Another constraint is distribution of its content which the distribution deals could take care of, but this might be at the expense of sharing revenue with publishers since the publishers own the distribution channel. And creating one might be akin to running Konga and Konga Express as a single entity.
The initial approach to grow adoption was to have computer labs in every schools financed by banks while the company put the virtual class solution in place, and this is really cost intensive and the policy mandating ICT studies in school is no longer at play.
Also tasking for the company is the issue of getting the right talent as Adeboye is of the opinion that some of the best people in the industry don’t make choices because of what they want to achieve or contribute to the ecosystem but the fact that they have to survive.
The initial source of funding for the company was contributions from the founders, followed by a patient loan of about $20,000 as well as seed funding from 440NG. The startup is in talk with potential investors for early stage funding.

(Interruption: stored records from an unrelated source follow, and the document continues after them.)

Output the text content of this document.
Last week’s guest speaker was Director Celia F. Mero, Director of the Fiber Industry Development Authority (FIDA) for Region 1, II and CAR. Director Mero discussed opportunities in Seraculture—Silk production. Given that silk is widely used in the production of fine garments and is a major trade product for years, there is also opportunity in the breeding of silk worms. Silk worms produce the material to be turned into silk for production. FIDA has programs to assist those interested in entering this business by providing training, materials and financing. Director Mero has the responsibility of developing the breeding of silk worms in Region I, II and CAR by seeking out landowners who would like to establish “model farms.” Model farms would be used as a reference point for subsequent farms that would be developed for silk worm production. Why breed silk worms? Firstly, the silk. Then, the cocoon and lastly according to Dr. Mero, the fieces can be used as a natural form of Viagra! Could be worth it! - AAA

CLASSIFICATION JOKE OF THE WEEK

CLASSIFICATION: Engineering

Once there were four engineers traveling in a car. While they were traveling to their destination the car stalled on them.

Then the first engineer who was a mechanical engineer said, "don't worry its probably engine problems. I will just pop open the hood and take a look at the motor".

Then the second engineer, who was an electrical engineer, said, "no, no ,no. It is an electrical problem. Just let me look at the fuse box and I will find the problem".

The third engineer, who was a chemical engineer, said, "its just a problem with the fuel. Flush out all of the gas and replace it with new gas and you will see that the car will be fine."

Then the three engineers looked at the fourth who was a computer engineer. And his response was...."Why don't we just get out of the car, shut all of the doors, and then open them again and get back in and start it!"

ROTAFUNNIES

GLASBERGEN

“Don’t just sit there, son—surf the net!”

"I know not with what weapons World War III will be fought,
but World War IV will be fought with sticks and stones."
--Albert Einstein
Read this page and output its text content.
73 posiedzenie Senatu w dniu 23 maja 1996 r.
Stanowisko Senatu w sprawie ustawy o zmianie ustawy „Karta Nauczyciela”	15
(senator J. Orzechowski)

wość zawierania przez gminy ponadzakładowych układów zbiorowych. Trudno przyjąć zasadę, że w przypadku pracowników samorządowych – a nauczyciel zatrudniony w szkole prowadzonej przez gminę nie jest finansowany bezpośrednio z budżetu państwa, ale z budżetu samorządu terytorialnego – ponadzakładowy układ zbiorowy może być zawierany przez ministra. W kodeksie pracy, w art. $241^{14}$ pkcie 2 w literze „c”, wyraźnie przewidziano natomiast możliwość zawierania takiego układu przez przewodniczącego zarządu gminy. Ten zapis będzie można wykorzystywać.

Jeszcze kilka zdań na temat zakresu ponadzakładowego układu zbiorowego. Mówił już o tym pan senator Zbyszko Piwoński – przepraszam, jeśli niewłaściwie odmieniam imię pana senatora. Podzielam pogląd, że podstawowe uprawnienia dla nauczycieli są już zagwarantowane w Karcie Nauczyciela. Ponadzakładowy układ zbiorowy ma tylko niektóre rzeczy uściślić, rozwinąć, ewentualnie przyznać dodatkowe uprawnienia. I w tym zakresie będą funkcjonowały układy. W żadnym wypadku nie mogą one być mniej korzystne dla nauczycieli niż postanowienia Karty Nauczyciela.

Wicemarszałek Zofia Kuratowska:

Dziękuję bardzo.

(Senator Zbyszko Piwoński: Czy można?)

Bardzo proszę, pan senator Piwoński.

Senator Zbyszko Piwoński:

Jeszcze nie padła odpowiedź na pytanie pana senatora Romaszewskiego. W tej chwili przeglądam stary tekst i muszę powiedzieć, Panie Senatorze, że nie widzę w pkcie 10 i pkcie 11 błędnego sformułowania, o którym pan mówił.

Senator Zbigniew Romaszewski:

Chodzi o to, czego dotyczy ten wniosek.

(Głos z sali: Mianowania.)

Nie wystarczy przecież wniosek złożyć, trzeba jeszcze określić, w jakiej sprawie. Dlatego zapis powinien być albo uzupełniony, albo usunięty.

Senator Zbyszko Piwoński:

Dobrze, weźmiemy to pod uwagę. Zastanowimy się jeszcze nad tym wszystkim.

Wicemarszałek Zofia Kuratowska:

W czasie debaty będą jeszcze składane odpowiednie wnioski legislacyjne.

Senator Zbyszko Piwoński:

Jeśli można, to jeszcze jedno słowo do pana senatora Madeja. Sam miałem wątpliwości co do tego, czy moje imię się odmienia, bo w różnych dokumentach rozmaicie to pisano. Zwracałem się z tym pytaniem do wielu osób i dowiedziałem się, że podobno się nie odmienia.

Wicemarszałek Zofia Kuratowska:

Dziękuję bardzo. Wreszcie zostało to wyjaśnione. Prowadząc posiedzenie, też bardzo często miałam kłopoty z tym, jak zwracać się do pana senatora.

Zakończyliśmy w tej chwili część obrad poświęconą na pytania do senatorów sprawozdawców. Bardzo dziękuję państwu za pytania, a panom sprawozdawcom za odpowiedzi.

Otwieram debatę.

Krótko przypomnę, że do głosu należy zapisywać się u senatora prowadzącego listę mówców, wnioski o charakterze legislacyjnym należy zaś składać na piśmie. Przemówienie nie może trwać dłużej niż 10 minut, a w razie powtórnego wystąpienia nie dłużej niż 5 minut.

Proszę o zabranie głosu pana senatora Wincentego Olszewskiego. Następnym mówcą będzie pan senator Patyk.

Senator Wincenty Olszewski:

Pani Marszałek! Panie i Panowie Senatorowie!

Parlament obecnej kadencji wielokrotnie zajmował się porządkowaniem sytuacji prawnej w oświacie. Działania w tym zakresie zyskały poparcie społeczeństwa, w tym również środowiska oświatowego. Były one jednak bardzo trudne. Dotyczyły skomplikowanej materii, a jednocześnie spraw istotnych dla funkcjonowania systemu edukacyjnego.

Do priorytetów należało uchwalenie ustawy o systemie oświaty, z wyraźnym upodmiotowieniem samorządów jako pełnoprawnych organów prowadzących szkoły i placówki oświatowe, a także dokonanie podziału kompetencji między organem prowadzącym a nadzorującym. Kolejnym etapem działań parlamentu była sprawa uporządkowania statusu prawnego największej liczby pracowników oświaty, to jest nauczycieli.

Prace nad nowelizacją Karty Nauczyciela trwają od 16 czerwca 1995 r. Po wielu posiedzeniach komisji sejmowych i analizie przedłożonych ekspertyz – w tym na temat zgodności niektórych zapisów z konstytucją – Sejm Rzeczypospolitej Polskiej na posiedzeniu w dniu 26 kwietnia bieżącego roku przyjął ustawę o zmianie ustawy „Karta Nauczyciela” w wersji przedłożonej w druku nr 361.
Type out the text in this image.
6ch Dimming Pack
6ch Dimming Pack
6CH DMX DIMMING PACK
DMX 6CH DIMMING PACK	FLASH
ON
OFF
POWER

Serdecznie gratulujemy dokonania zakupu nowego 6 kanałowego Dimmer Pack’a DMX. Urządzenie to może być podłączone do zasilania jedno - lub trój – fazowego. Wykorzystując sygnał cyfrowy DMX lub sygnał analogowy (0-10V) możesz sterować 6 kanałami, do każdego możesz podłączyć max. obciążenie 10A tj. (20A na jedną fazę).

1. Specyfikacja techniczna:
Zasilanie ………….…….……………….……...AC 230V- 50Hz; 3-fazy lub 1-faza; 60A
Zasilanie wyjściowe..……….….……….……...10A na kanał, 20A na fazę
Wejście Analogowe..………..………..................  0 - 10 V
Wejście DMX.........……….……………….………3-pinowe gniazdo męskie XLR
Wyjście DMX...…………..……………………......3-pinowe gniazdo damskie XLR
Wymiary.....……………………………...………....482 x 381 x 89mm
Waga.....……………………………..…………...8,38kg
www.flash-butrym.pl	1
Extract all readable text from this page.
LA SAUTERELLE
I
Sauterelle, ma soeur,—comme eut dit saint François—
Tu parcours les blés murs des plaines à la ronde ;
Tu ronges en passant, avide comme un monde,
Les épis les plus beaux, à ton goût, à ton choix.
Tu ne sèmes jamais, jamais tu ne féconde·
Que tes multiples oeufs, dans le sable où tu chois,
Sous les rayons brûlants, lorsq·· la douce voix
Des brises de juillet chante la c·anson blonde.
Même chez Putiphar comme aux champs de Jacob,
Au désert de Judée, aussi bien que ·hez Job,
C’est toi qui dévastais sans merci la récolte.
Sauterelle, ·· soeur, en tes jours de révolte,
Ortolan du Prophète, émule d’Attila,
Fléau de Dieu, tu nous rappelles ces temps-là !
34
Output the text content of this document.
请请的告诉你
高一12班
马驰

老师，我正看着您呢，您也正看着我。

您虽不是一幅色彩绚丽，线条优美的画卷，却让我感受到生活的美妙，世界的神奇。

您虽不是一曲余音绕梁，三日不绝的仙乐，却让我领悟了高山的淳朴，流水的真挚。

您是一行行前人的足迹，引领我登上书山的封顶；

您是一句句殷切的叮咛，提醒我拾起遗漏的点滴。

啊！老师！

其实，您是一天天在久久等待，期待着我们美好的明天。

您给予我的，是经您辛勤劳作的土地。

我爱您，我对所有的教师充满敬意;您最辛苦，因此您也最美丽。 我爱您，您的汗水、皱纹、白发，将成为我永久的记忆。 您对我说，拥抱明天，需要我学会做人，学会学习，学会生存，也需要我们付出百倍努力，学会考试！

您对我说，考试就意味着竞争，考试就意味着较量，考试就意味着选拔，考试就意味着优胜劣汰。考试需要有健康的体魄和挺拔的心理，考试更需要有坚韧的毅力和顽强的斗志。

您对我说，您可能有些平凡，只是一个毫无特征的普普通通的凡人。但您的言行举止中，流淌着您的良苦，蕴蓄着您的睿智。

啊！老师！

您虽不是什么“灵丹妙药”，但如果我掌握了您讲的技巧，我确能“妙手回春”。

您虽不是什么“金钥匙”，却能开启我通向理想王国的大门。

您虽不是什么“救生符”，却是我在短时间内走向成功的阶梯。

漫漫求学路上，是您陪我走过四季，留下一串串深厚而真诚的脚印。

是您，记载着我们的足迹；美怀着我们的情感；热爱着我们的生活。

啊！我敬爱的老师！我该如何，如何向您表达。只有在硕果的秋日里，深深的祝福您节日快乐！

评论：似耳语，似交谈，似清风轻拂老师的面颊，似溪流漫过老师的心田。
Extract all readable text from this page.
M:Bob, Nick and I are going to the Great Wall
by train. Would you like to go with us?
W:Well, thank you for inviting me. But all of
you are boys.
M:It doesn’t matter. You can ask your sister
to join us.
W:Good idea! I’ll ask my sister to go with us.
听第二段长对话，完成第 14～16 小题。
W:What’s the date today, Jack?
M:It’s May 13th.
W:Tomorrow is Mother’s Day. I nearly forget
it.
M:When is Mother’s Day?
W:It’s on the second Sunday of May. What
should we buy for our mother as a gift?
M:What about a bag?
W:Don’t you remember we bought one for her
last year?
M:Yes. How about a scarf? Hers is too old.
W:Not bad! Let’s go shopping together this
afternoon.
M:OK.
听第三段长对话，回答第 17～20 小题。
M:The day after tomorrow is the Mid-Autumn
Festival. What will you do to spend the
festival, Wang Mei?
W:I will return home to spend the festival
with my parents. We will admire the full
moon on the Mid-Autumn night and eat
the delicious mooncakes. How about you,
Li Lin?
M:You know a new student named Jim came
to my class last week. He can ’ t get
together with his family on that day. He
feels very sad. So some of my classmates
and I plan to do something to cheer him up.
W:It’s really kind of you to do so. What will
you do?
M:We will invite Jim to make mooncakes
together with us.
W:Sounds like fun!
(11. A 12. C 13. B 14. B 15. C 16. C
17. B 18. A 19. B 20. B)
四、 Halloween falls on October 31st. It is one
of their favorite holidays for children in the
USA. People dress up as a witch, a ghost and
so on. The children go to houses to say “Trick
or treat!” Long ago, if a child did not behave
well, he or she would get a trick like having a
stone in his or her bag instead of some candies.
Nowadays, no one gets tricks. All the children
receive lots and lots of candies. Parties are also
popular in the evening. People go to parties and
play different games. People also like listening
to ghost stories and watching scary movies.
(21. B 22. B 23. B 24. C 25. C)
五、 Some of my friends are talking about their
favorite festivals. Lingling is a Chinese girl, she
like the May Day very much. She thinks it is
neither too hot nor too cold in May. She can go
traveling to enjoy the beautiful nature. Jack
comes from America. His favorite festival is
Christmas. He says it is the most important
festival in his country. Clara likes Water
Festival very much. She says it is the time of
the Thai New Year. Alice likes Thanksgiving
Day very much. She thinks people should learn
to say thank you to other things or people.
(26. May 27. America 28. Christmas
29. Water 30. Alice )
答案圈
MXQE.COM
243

Despite currently running on seed funding, Youngsoul at the moment generates revenue from its VirtualClass solution.
“Companies with similar solution need to work together to ensure that the right model works – the real success would be determined by the model that works.”
By the last quarter of the year, the startup must have proven that the business model is scalable which will in turn make the idea a bankable one. Within the same period as well, YoungSoul looks forward to closing up distribution deals with publishers. This is with the belief that it would drive reach to hundreds of thousands of students as well as hundreds of schools within a space of 6 months.
Another milestone that the startup wants to achieve by the end of the last quarter is serving about 10,000 paying users on its yet-to-be launched platform, a number that’s expected to grow to a million users in 2016.
In the nearest future, VirtualClass school product would be adopted for mobile, making learning activities accessible on the go.
The company’s core solution is projected to be more in its contribution to talent development in the Nigerian education system, by allowing experienced teachers to train their fellow teachers, this is in addition to the training exercises by the company.
“Our real success would be when public schools are actually using VirtualClass.”
Adeboye Oshinaga holds a degree in Computer Science with Economics from Obafemi Awolowo University, the then youngest person on Dragon in 2008. And he has in the past worked in towards revolutionising the education sector in the country.